Les i.MX8 supportent par ailleurs jusqu’à seize domaines séparés par des pare-feu et conçus pour isoler des pannes logicielles, des attaques malveillantes ou d’autres problèmes système. Enfin, grâce aux contrôleurs d’écran affublés de la fonction SafeAssure Fail-Over, il serait toujours possible de rerouter automatiquement les données d’affichage vers un pipeline graphique totalement isolé si une panne est détectée. Les utilisateurs pourront alors continuer de visualiser les informations critiques sur chaque écran, même si le processeur est relancé, assure NXP. Du coup, même si le sous-système d’info-divertissement (ou un autre sous-système connecté) est compromis, les mécanismes matériels de partitionnement seraient aptes à garantir que les autres sous-systèmes du cockpit numérique (et notamment les écrans affichant des informations critiques) continuent de fonctionner.

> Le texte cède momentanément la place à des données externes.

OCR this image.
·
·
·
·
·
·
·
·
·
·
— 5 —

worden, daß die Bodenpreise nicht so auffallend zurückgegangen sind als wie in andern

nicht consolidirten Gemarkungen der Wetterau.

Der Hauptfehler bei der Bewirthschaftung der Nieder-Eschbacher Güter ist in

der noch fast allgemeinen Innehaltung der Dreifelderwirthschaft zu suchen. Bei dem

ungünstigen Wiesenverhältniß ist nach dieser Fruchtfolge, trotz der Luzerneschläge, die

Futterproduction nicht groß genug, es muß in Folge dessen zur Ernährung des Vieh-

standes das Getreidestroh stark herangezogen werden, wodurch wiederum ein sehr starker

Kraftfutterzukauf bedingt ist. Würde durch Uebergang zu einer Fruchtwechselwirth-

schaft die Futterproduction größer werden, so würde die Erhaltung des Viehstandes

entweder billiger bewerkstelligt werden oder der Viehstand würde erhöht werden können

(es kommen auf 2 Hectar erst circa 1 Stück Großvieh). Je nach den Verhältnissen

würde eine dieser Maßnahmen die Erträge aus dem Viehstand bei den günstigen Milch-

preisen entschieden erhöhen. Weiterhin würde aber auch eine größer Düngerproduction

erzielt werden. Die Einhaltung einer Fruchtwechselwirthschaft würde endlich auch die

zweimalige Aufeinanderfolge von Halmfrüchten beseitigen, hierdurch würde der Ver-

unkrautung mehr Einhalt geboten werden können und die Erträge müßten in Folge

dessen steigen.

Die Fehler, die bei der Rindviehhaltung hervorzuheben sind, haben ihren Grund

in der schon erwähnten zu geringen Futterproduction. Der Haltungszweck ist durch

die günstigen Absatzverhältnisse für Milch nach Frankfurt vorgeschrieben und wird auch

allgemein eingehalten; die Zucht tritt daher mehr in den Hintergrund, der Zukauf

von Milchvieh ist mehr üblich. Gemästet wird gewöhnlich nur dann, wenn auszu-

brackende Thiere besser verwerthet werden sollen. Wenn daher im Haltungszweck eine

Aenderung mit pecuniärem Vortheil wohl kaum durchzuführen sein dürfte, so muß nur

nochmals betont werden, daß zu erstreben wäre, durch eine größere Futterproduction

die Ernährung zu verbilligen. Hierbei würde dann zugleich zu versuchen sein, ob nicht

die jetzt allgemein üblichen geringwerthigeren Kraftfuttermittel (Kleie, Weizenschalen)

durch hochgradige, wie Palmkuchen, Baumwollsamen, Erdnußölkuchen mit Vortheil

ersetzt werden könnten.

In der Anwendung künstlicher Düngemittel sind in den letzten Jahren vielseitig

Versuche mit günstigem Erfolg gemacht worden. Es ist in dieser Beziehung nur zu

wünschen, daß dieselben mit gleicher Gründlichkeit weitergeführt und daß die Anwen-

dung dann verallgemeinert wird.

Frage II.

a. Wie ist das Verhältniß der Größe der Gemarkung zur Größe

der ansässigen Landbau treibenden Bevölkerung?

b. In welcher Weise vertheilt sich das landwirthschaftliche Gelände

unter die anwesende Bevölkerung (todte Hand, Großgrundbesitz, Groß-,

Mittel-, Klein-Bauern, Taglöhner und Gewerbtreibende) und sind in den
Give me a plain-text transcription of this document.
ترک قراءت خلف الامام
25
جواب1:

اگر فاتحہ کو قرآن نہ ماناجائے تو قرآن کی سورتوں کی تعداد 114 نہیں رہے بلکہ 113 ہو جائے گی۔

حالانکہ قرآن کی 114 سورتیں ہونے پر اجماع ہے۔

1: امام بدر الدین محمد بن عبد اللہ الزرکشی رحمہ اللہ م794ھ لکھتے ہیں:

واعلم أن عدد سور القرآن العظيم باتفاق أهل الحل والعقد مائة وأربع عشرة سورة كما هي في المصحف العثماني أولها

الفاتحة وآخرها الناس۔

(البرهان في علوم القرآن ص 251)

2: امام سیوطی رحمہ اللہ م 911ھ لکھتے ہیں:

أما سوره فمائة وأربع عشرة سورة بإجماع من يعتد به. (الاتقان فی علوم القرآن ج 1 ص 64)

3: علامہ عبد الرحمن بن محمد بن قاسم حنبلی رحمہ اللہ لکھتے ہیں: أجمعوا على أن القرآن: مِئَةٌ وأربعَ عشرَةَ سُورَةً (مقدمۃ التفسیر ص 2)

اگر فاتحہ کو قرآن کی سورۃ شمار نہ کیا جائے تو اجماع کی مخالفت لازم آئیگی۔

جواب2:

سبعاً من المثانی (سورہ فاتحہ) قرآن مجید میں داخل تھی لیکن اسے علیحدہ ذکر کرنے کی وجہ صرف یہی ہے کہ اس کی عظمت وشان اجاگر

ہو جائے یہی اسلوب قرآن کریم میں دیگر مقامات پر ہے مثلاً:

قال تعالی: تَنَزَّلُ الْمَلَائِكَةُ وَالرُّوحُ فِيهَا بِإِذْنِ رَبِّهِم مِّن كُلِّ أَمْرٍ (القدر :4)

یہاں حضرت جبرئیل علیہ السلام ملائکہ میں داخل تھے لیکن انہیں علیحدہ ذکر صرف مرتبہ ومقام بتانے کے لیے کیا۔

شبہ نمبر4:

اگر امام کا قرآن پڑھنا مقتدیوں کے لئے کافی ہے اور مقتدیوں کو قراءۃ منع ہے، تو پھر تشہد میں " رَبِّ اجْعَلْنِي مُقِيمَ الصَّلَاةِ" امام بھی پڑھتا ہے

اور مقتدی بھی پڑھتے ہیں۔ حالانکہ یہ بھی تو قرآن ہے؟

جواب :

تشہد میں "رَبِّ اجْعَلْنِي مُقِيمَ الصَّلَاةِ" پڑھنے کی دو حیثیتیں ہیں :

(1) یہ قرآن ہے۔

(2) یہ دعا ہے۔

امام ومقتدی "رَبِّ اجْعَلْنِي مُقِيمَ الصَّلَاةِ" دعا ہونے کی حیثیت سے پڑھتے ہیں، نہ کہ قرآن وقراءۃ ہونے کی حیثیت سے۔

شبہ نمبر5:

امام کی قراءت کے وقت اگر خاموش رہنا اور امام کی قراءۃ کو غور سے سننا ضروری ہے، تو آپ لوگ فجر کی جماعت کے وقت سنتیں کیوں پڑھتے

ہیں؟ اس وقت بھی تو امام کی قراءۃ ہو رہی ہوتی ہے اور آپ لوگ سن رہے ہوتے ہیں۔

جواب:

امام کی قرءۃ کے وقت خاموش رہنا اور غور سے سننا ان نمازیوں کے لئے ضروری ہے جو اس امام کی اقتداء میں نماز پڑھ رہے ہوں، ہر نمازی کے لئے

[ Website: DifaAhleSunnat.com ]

Les processeurs i.MX8 embarquent en outre un arsenal de technologies de sécurité et notamment un boot crypté, un algorithme de chiffrement par courbes elliptiques, le stockage sécurisé des clés de chiffrement et le support de standards de cryptographie tels que AES ou SHE, le tout dans un circuit qualifié AEC-Q100 Grade 3.